De Belgische volksaard placht door en door godsdienstig te zijn, getuige de schat van gotische kerken in onze steden. Zoals de middeleeuwse metselgezellen stenen maaswerk aanbrachten in de boogvelden, zo laat Delvoye dezelfde patronen in staal reproduceren ter versiering van zijn gotische constructies. Zijn Kapel (2006) is een hoofdwerk in de collectie van het MUDAM. Ieder die ze betreedt, voelt de religieuze sfeer maar ziet ook dat er geen heiligen op de glasramen afgebeeld staan. Ze zijn vervangen door röntgenfoto’s van gebeenten, de meeste schimmig, enkele heel precies, zoals twee skeletten die elkaar innig omhelzen in de geest van James Ensor en Antoine Wiertz.

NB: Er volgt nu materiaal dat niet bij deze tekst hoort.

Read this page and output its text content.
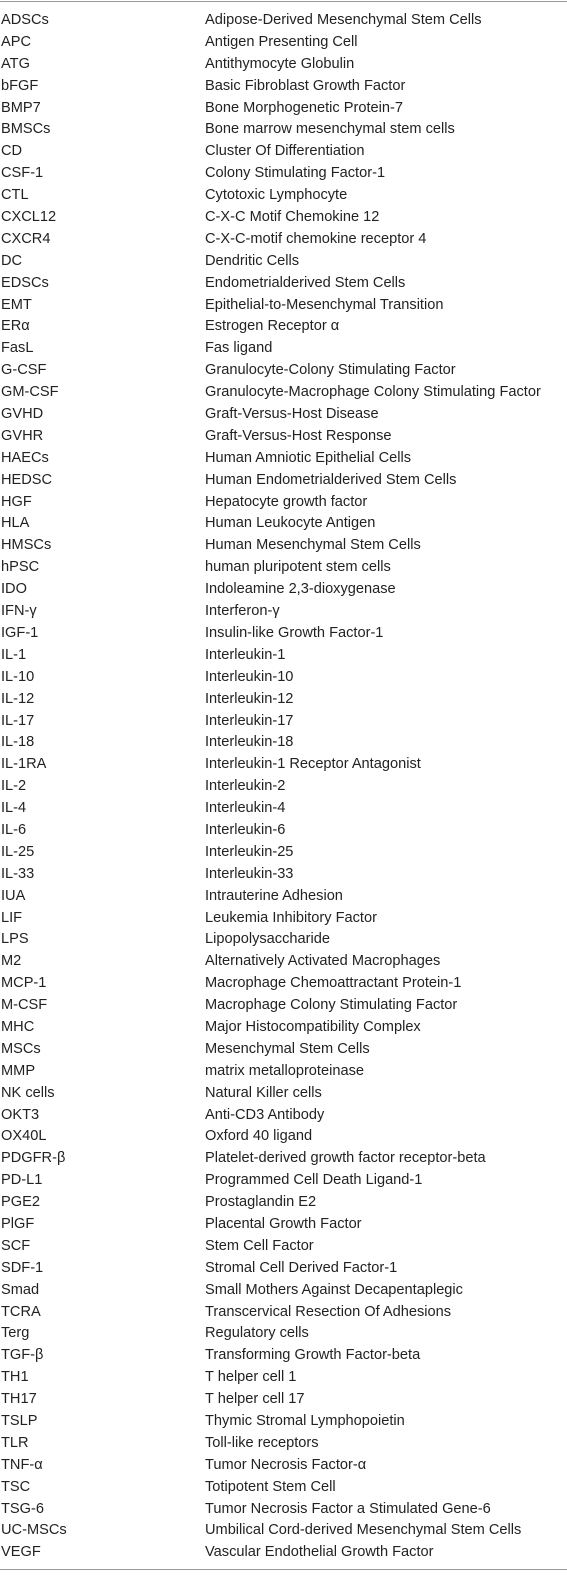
ADSCs	Adipose-Derived Mesenchymal Stem Cells
APC	Antigen Presenting Cell
ATG	Antithymocyte Globulin
bFGF	Basic Fibroblast Growth Factor
BMP7	Bone Morphogenetic Protein-7
BMSCs	Bone marrow mesenchymal stem cells
CD	Cluster Of Differentiation
CSF-1	Colony Stimulating Factor-1
CTL	Cytotoxic Lymphocyte
CXCL12	C-X-C Motif Chemokine 12
CXCR4	C-X-C-motif chemokine receptor 4
DC	Dendritic Cells
EDSCs	Endometrialderived Stem Cells
EMT	Epithelial-to-Mesenchymal Transition
ERα	Estrogen Receptor α
FasL	Fas ligand
G-CSF	Granulocyte-Colony Stimulating Factor
GM-CSF	Granulocyte-Macrophage Colony Stimulating Factor
GVHD	Graft-Versus-Host Disease
GVHR	Graft-Versus-Host Response
HAECs	Human Amniotic Epithelial Cells
HEDSC	Human Endometrialderived Stem Cells
HGF	Hepatocyte growth factor
HLA	Human Leukocyte Antigen
HMSCs	Human Mesenchymal Stem Cells
hPSC	human pluripotent stem cells
IDO	Indoleamine 2,3-dioxygenase
IFN-γ	Interferon-γ
IGF-1	Insulin-like Growth Factor-1
IL-1	Interleukin-1
IL-10	Interleukin-10
IL-12	Interleukin-12
IL-17	Interleukin-17
IL-18	Interleukin-18
IL-1RA	Interleukin-1 Receptor Antagonist
IL-2	Interleukin-2
IL-4	Interleukin-4
IL-6	Interleukin-6
IL-25	Interleukin-25
IL-33	Interleukin-33
IUA	Intrauterine Adhesion
LIF	Leukemia Inhibitory Factor
LPS	Lipopolysaccharide
M2	Alternatively Activated Macrophages
MCP-1	Macrophage Chemoattractant Protein-1
M-CSF	Macrophage Colony Stimulating Factor
MHC	Major Histocompatibility Complex
MSCs	Mesenchymal Stem Cells
MMP	matrix metalloproteinase
NK cells	Natural Killer cells
OKT3	Anti-CD3 Antibody
OX40L	Oxford 40 ligand
PDGFR-β	Platelet-derived growth factor receptor-beta
PD-L1	Programmed Cell Death Ligand-1
PGE2	Prostaglandin E2
PlGF	Placental Growth Factor
SCF	Stem Cell Factor
SDF-1	Stromal Cell Derived Factor-1
Smad	Small Mothers Against Decapentaplegic
TCRA	Transcervical Resection Of Adhesions
Terg	Regulatory cells
TGF-β	Transforming Growth Factor-beta
TH1	T helper cell 1
TH17	T helper cell 17
TSLP	Thymic Stromal Lymphopoietin
TLR	Toll-like receptors
TNF-α	Tumor Necrosis Factor-α
TSC	Totipotent Stem Cell
TSG-6	Tumor Necrosis Factor a Stimulated Gene-6
UC-MSCs	Umbilical Cord-derived Mesenchymal Stem Cells
VEGF	Vascular Endothelial Growth Factor
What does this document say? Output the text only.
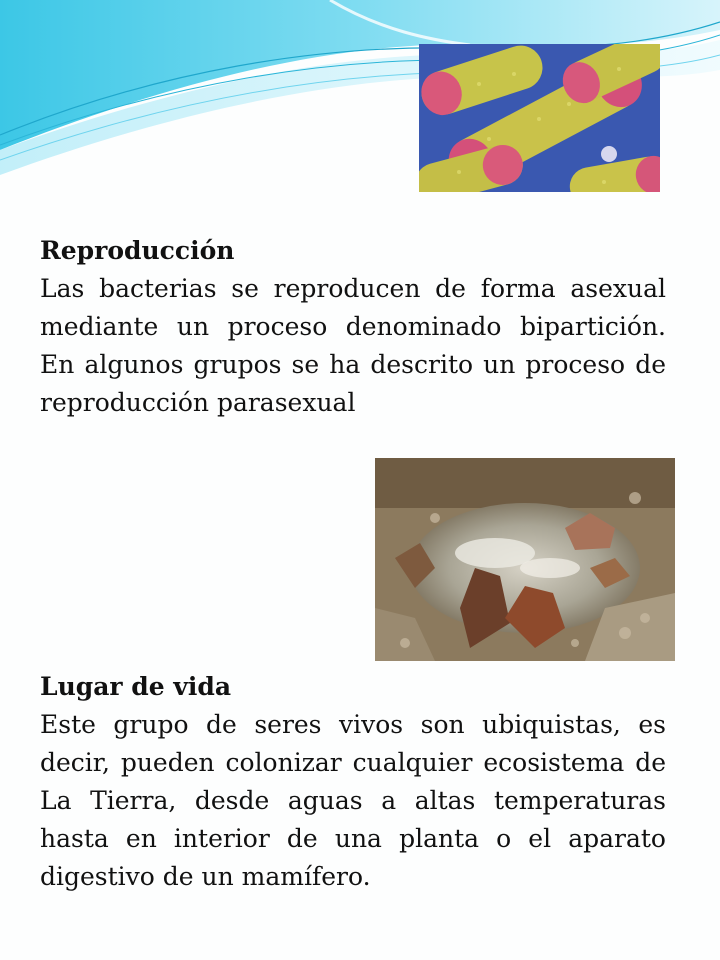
Reproducción

Las bacterias se reproducen de forma asexual mediante un proceso denominado bipartición. En algunos grupos se ha descrito un proceso de reproducción parasexual

Lugar de vida

Este grupo de seres vivos son ubiquistas, es decir, pueden colonizar cualquier ecosistema de La Tierra, desde aguas a altas temperaturas hasta en interior de una planta o el aparato digestivo de un mamífero.
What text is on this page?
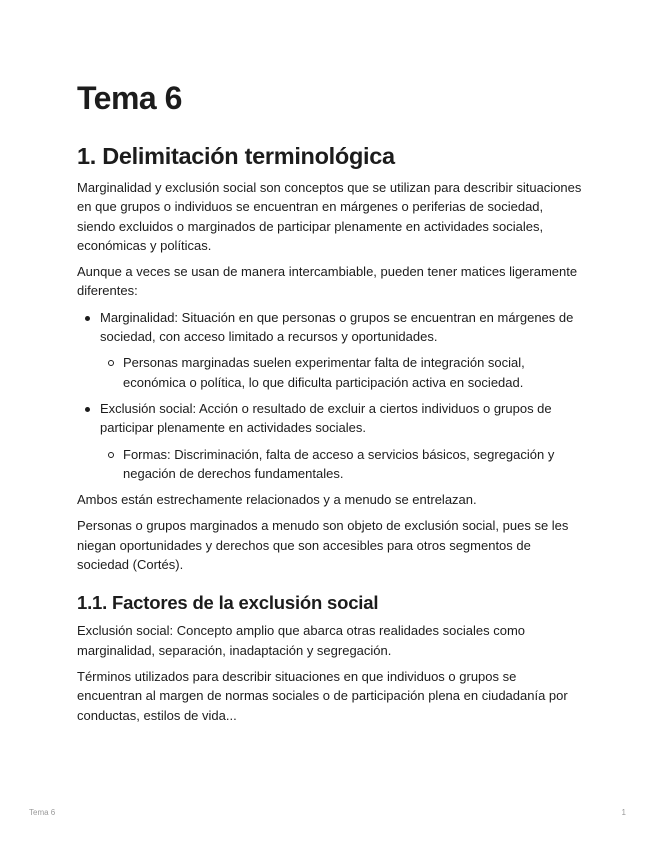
Tema 6
1. Delimitación terminológica

Marginalidad y exclusión social son conceptos que se utilizan para describir situaciones en que grupos o individuos se encuentran en márgenes o periferias de sociedad, siendo excluidos o marginados de participar plenamente en actividades sociales, económicas y políticas.

Aunque a veces se usan de manera intercambiable, pueden tener matices ligeramente diferentes:

Marginalidad: Situación en que personas o grupos se encuentran en márgenes de sociedad, con acceso limitado a recursos y oportunidades.
Personas marginadas suelen experimentar falta de integración social, económica o política, lo que dificulta participación activa en sociedad.
Exclusión social: Acción o resultado de excluir a ciertos individuos o grupos de participar plenamente en actividades sociales.
Formas: Discriminación, falta de acceso a servicios básicos, segregación y negación de derechos fundamentales.

Ambos están estrechamente relacionados y a menudo se entrelazan.

Personas o grupos marginados a menudo son objeto de exclusión social, pues se les niegan oportunidades y derechos que son accesibles para otros segmentos de sociedad (Cortés).

1.1. Factores de la exclusión social

Exclusión social: Concepto amplio que abarca otras realidades sociales como marginalidad, separación, inadaptación y segregación.

Términos utilizados para describir situaciones en que individuos o grupos se encuentran al margen de normas sociales o de participación plena en ciudadanía por conductas, estilos de vida...

Tema 6	1
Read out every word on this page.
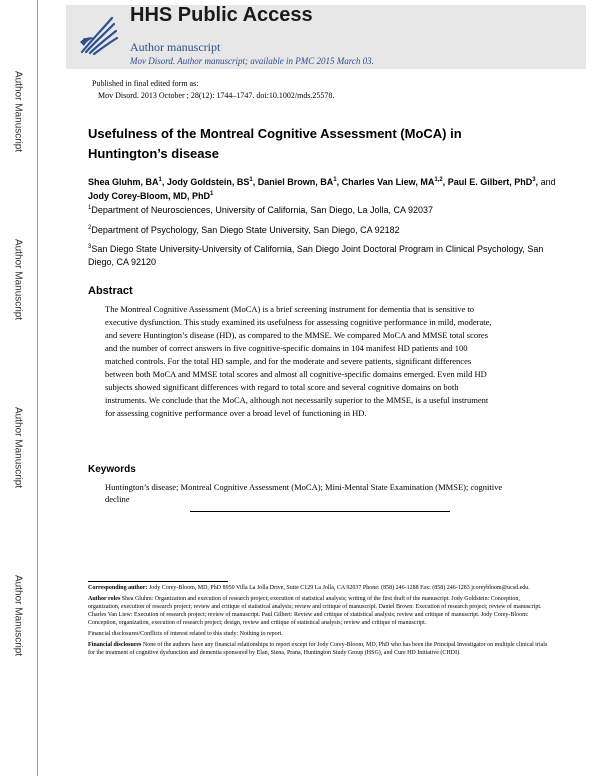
Author Manuscript
Author Manuscript
Author Manuscript
Author Manuscript
HHS Public Access
Author manuscript
Mov Disord. Author manuscript; available in PMC 2015 March 03.
Published in final edited form as:
Mov Disord. 2013 October ; 28(12): 1744–1747. doi:10.1002/mds.25578.
Usefulness of the Montreal Cognitive Assessment (MoCA) in Huntington’s disease
Shea Gluhm, $BA^1$, Jody Goldstein, $BS^1$, Daniel Brown, $BA^1$, Charles Van Liew, MA$^{1,2}$, Paul E. Gilbert, PhD$^3$, and Jody Corey-Bloom, MD, PhD$^1$
$^1$Department of Neurosciences, University of California, San Diego, La Jolla, CA 92037
$^2$Department of Psychology, San Diego State University, San Diego, CA 92182
$^3$San Diego State University-University of California, San Diego Joint Doctoral Program in Clinical Psychology, San Diego, CA 92120
Abstract
The Montreal Cognitive Assessment (MoCA) is a brief screening instrument for dementia that is sensitive to executive dysfunction. This study examined its usefulness for assessing cognitive performance in mild, moderate, and severe Huntington’s disease (HD), as compared to the MMSE. We compared MoCA and MMSE total scores and the number of correct answers in five cognitive-specific domains in 104 manifest HD patients and 100 matched controls. For the total HD sample, and for the moderate and severe patients, significant differences between both MoCA and MMSE total scores and almost all cognitive-specific domains emerged. Even mild HD subjects showed significant differences with regard to total score and several cognitive domains on both instruments. We conclude that the MoCA, although not necessarily superior to the MMSE, is a useful instrument for assessing cognitive performance over a broad level of functioning in HD.
Keywords
Huntington’s disease; Montreal Cognitive Assessment (MoCA); Mini-Mental State Examination (MMSE); cognitive decline

Corresponding author: Jody Corey-Bloom, MD, PhD 8950 Villa La Jolla Drive, Suite C129 La Jolla, CA 92037 Phone: (858) 246-1288 Fax: (858) 246-1283 jcoreybloom@ucsd.edu.

Author roles Shea Gluhm: Organization and execution of research project; execution of statistical analysis; writing of the first draft of the manuscript. Jody Goldstein: Conception, organization, execution of research project; review and critique of statistical analysis; review and critique of manuscript. Daniel Brown: Execution of research project; review of manuscript. Charles Van Liew: Execution of research project; review of manuscript. Paul Gilbert: Review and critique of statistical analysis; review and critique of manuscript. Jody Corey-Bloom: Conception, organization, execution of research project; design, review and critique of statistical analysis; review and critique of manuscript.

Financial disclosures/Conflicts of interest related to this study: Nothing to report.

Financial disclosures None of the authors have any financial relationships to report except for Jody Corey-Bloom, MD, PhD who has been the Principal Investigator on multiple clinical trials for the treatment of cognitive dysfunction and dementia sponsored by Elan, Siena, Prana, Huntington Study Group (HSG), and Cure HD Initiative (CHDI).
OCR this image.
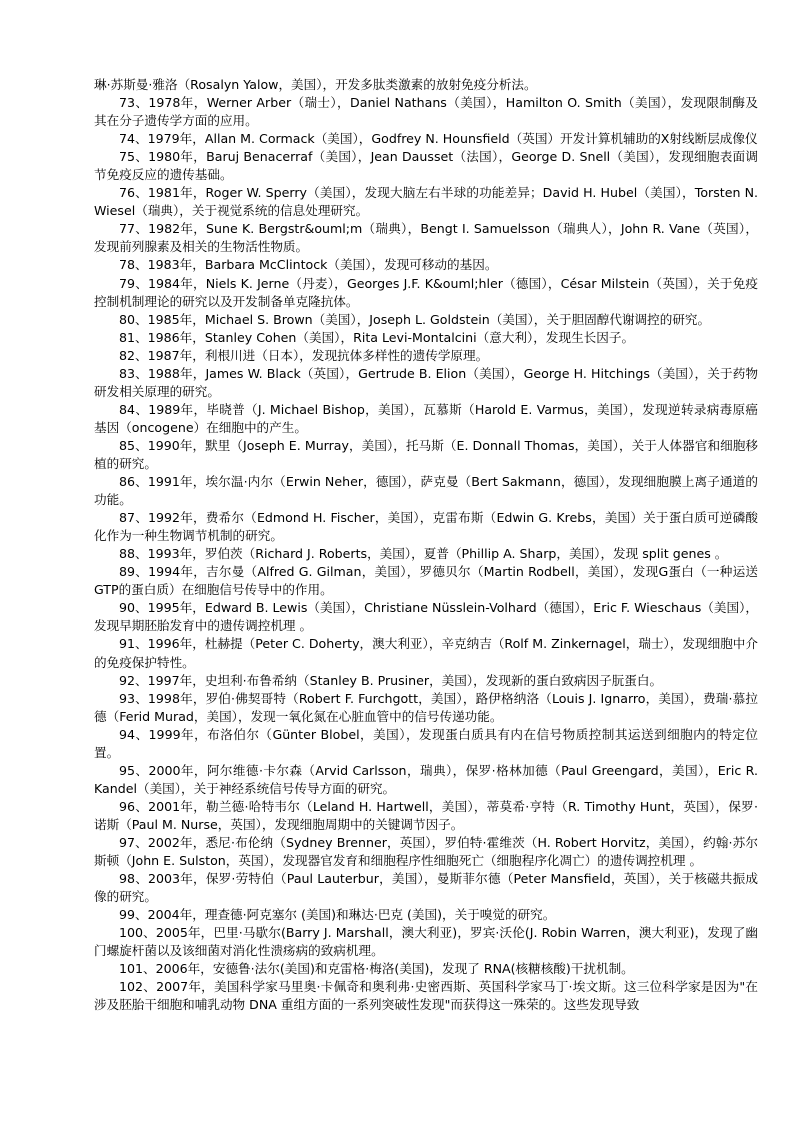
琳·苏斯曼·雅洛（Rosalyn Yalow，美国），开发多肽类激素的放射免疫分析法。

73、1978年，Werner Arber（瑞士），Daniel Nathans（美国），Hamilton O. Smith（美国），发现限制酶及其在分子遗传学方面的应用。

74、1979年，Allan M. Cormack（美国），Godfrey N. Hounsfield（英国）开发计算机辅助的X射线断层成像仪

75、1980年，Baruj Benacerraf（美国），Jean Dausset（法国），George D. Snell（美国），发现细胞表面调节免疫反应的遗传基础。

76、1981年，Roger W. Sperry（美国），发现大脑左右半球的功能差异；David H. Hubel（美国），Torsten N. Wiesel（瑞典），关于视觉系统的信息处理研究。

77、1982年，Sune K. Bergstr&ouml;m（瑞典），Bengt I. Samuelsson（瑞典人），John R. Vane（英国），发现前列腺素及相关的生物活性物质。

78、1983年，Barbara McClintock（美国），发现可移动的基因。

79、1984年，Niels K. Jerne（丹麦），Georges J.F. K&ouml;hler（德国），César Milstein（英国），关于免疫控制机制理论的研究以及开发制备单克隆抗体。

80、1985年，Michael S. Brown（美国），Joseph L. Goldstein（美国），关于胆固醇代谢调控的研究。

81、1986年，Stanley Cohen（美国），Rita Levi-Montalcini（意大利），发现生长因子。

82、1987年，利根川进（日本），发现抗体多样性的遗传学原理。

83、1988年，James W. Black（英国），Gertrude B. Elion（美国），George H. Hitchings（美国），关于药物研发相关原理的研究。

84、1989年，毕晓普（J. Michael Bishop，美国），瓦慕斯（Harold E. Varmus，美国），发现逆转录病毒原癌基因（oncogene）在细胞中的产生。

85、1990年，默里（Joseph E. Murray，美国），托马斯（E. Donnall Thomas，美国），关于人体器官和细胞移植的研究。

86、1991年，埃尔温·内尔（Erwin Neher，德国），萨克曼（Bert Sakmann，德国），发现细胞膜上离子通道的功能。

87、1992年，费希尔（Edmond H. Fischer，美国），克雷布斯（Edwin G. Krebs，美国）关于蛋白质可逆磷酸化作为一种生物调节机制的研究。

88、1993年，罗伯茨（Richard J. Roberts，美国），夏普（Phillip A. Sharp，美国），发现 split genes 。

89、1994年，吉尔曼（Alfred G. Gilman，美国），罗德贝尔（Martin Rodbell，美国），发现G蛋白（一种运送GTP的蛋白质）在细胞信号传导中的作用。

90、1995年，Edward B. Lewis（美国），Christiane Nüsslein-Volhard（德国），Eric F. Wieschaus（美国），发现早期胚胎发育中的遗传调控机理 。

91、1996年，杜赫提（Peter C. Doherty，澳大利亚），辛克纳吉（Rolf M. Zinkernagel，瑞士），发现细胞中介的免疫保护特性。

92、1997年，史坦利·布鲁希纳（Stanley B. Prusiner，美国），发现新的蛋白致病因子朊蛋白。

93、1998年，罗伯·佛契哥特（Robert F. Furchgott，美国），路伊格纳洛（Louis J. Ignarro，美国），费瑞·慕拉德（Ferid Murad，美国），发现一氧化氮在心脏血管中的信号传递功能。

94、1999年，布洛伯尔（Günter Blobel，美国），发现蛋白质具有内在信号物质控制其运送到细胞内的特定位置。

95、2000年，阿尔维德·卡尔森（Arvid Carlsson，瑞典），保罗·格林加德（Paul Greengard，美国），Eric R. Kandel（美国），关于神经系统信号传导方面的研究。

96、2001年，勒兰德·哈特韦尔（Leland H. Hartwell，美国），蒂莫希·亨特（R. Timothy Hunt，英国），保罗·诺斯（Paul M. Nurse，英国），发现细胞周期中的关键调节因子。

97、2002年，悉尼·布伦纳（Sydney Brenner，英国），罗伯特·霍维茨（H. Robert Horvitz，美国），约翰·苏尔斯顿（John E. Sulston，英国），发现器官发育和细胞程序性细胞死亡（细胞程序化凋亡）的遗传调控机理 。

98、2003年，保罗·劳特伯（Paul Lauterbur，美国），曼斯菲尔德（Peter Mansfield，英国），关于核磁共振成像的研究。

99、2004年，理查德·阿克塞尔 (美国)和琳达·巴克 (美国)，关于嗅觉的研究。

100、2005年，巴里·马歇尔(Barry J. Marshall，澳大利亚)，罗宾·沃伦(J. Robin Warren，澳大利亚)，发现了幽门螺旋杆菌以及该细菌对消化性溃疡病的致病机理。

101、2006年，安德鲁·法尔(美国)和克雷格·梅洛(美国)，发现了 RNA(核糖核酸)干扰机制。

102、2007年，美国科学家马里奥·卡佩奇和奥利弗·史密西斯、英国科学家马丁·埃文斯。这三位科学家是因为"在涉及胚胎干细胞和哺乳动物 DNA 重组方面的一系列突破性发现"而获得这一殊荣的。这些发现导致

Dit romantisch-decadente sfeertje verraadt enige verwantschap met de culturele referenties van de Belgische bourgeoisie, een vermoeden dat bevestigd wordt in de elegant verdraaide poses van esoterische figuren in gepatineerd brons, zilver en porselein. Die ontpoppen zich als nazaten van de beste Belgische art-nouveau-edelsmeden, zoals de familie Wolfers.

Een stuk minder gesofisticeerd zijn de motieven waarmee Delvoye varkens liet tatoeëren. Maar de opgezette exemplaren, uitgestald in het MUDAM, bewijzen dat hier meester-tatoeëerders aan de slag zijn gegaan. Ze wettigen ten volle de aanwezigheid van deze vaderlandse hoevedieren in het museum in plaats van in hun stal. De kunstenaar koos voor het varken omdat het qua zenuw- en spijsverteringstelsel het dichtst bij de mens zou staan.

En zo blijkt deze zo typisch Belgische kunst toch weer terug te leiden tot een meer universeel type, dat zich bezighoudt met de aard van mens en dier. Tenslotte zijn de bekendste meesterwerken van Delvoye niet voor niets de machinale nabootsingen van het organisme in zijn functies van vertering en afscheiding. Van de tien bestaande Cloaca’s krijgen we er twee te zien, waarvan één in werking. De Cloaca 4 is vegetarisch zoals de kunstenaar en wordt elke dag tweemaal gespijsd met groenten en fruit. De kak is bleek en verspreidt haast geen stank.

Wim Delvoye, tot 8/1/17 in het MUDAM, Park Draï Echelen 3, Luxemburg.

‘Zelden maakte een kunstenaar zo keurig gehakt van aftandse clichés.’